29 october 2016 – 8 february 2017
Considering different ways of thinking or living inevitably raises questions about the human encounter. What do we have in common among all these variations? What are the most fundamental characteristics that unite us and perhaps define our humanity? Where is the ‘train station’ where all these cultural railways pass?
These might seem like big philosophical questions, but one doesn’t need to present them in big philosophic ways. They all come up on a modest scale, especially in literature for young people. Here we are compelled to consider essential things all the time, and at its best, this literature asks very profound questions in a way that is disarming, entertaining and even silly, much as children do.
Interestingly, writers and artists (like children) don’t do this by examining life reductively. You might pull a clock apart, boil chemicals down to a periodic table or crack a DNA code to say, ‘look at these fundamental building blocks’. Instead, we try to do what evolutionary nature does, experimenting with constant sideways variations on existing things, testing to see if anything clicks—creating small other universes that hopefully intersect unusually or surprisingly with our real world, like so many species of beetle studied by Charles Darwin, each further questioning and defining an essential idea of ‘beetle-ness.’

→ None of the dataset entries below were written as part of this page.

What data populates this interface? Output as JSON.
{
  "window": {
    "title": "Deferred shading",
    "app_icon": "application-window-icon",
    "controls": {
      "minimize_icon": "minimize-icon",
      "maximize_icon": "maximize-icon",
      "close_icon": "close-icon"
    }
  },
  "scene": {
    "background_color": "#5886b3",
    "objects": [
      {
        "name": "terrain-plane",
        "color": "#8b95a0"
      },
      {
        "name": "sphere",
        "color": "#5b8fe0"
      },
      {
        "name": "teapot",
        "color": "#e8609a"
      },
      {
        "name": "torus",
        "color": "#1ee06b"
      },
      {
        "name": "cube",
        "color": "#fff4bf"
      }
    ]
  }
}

My illustrated fiction offers an example I’m best qualified to discuss, particularly The Arrival. This book more or less began as a grand ambition to tell a universal migrant story. In early notes, I explained to my editor that I wanted to ‘distill’ multiple anecdotal histories I was researching – across many countries and centuries – into a single story featuring a generic everyman protagonist. That was the initial guiding concept: distillation. In practice, however, it seemed impossible to think about so many real-life tales reductively.

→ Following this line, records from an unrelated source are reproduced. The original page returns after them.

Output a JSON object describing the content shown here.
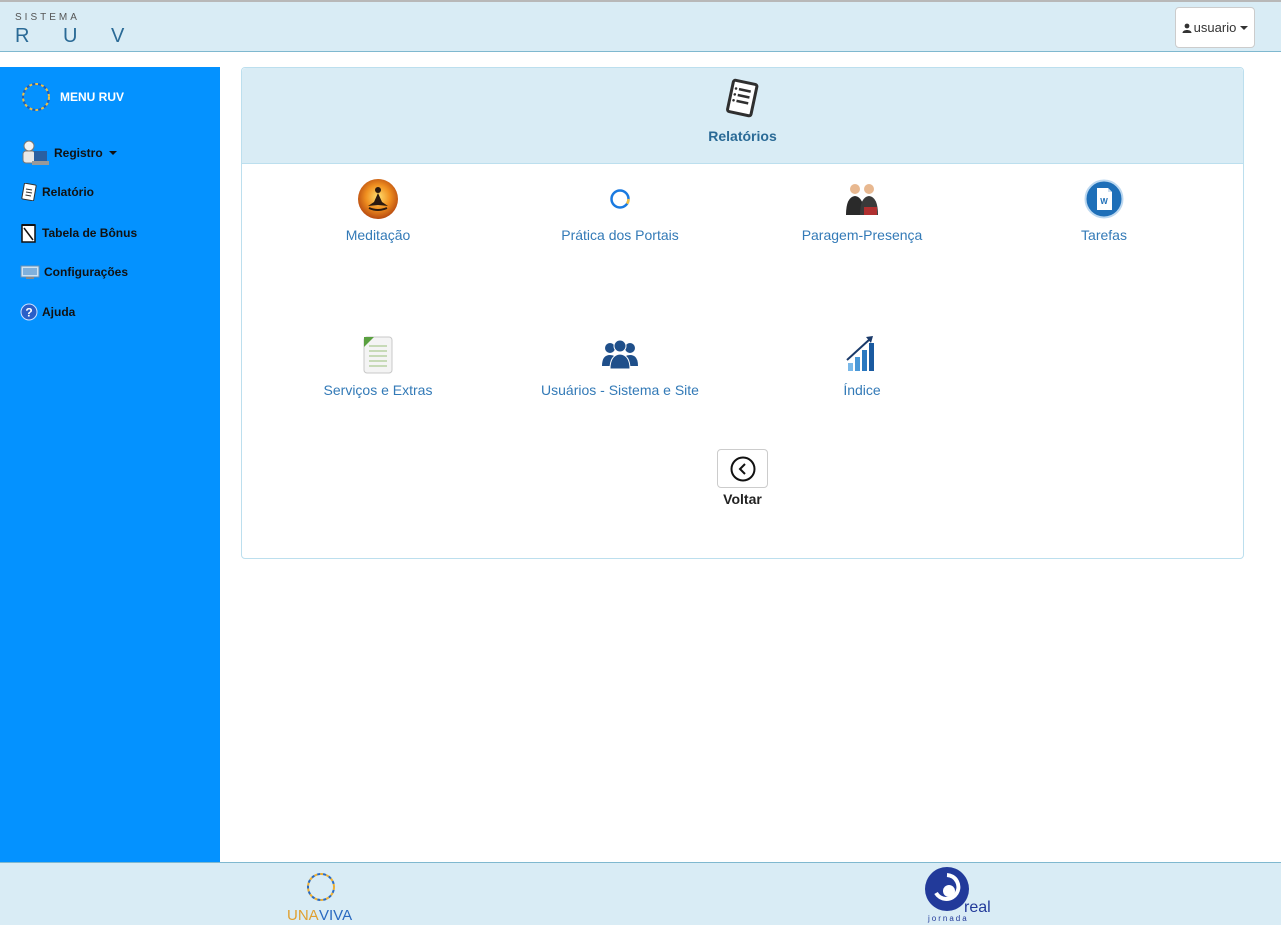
{
  "header": {
    "system_label": "SISTEMA",
    "app_name": "R U V",
    "user_label": "usuario"
  },
  "sidebar": {
    "menu_title": "MENU RUV",
    "items": [
      {
        "label": "Registro",
        "icon": "user-computer-icon",
        "has_dropdown": true
      },
      {
        "label": "Relatório",
        "icon": "report-icon"
      },
      {
        "label": "Tabela de Bônus",
        "icon": "notepad-icon"
      },
      {
        "label": "Configurações",
        "icon": "monitor-settings-icon"
      },
      {
        "label": "Ajuda",
        "icon": "help-icon"
      }
    ]
  },
  "panel": {
    "title": "Relatórios",
    "icon": "report-document-icon",
    "tiles": [
      {
        "label": "Meditação",
        "icon": "meditation-icon"
      },
      {
        "label": "Prática dos Portais",
        "icon": "portal-circle-icon"
      },
      {
        "label": "Paragem-Presença",
        "icon": "people-meeting-icon"
      },
      {
        "label": "Tarefas",
        "icon": "task-document-icon"
      },
      {
        "label": "Serviços e Extras",
        "icon": "notes-icon"
      },
      {
        "label": "Usuários - Sistema e Site",
        "icon": "users-group-icon"
      },
      {
        "label": "Índice",
        "icon": "growth-chart-icon"
      }
    ],
    "back_label": "Voltar"
  },
  "footer": {
    "logo_left": {
      "part1": "UNA",
      "part2": "VIVA"
    },
    "logo_right": {
      "main": "real",
      "sub": "jornada"
    }
  },
  "colors": {
    "sidebar": "#0492ff",
    "header_bg": "#d9ecf5",
    "link": "#337ab7",
    "title": "#2a6a96"
  }
}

More information can be found in the Folder (available only in Swedish).
About the artist
Shaun Tan grew up in a suburb of Perth in Western Australia, with a Malay-Chinese father and a mother with English and Irish roots. At an early age he showed an interest in drawing and studied art and literature at the university. As a teenager, Shaun Tan drew science fiction and horror cartoons for smaller newspapers. In his adult life, he has often been described as an innovator of the picture book that creates visually powerful stories with the human being at its core. He uses various artistic techniques such as pencil, Indian ink, colored pens and painting. He also employs different printing methods and regards every book as a visual and verbal storytelling experiment. His production consists of over twenty books, translated into several languages.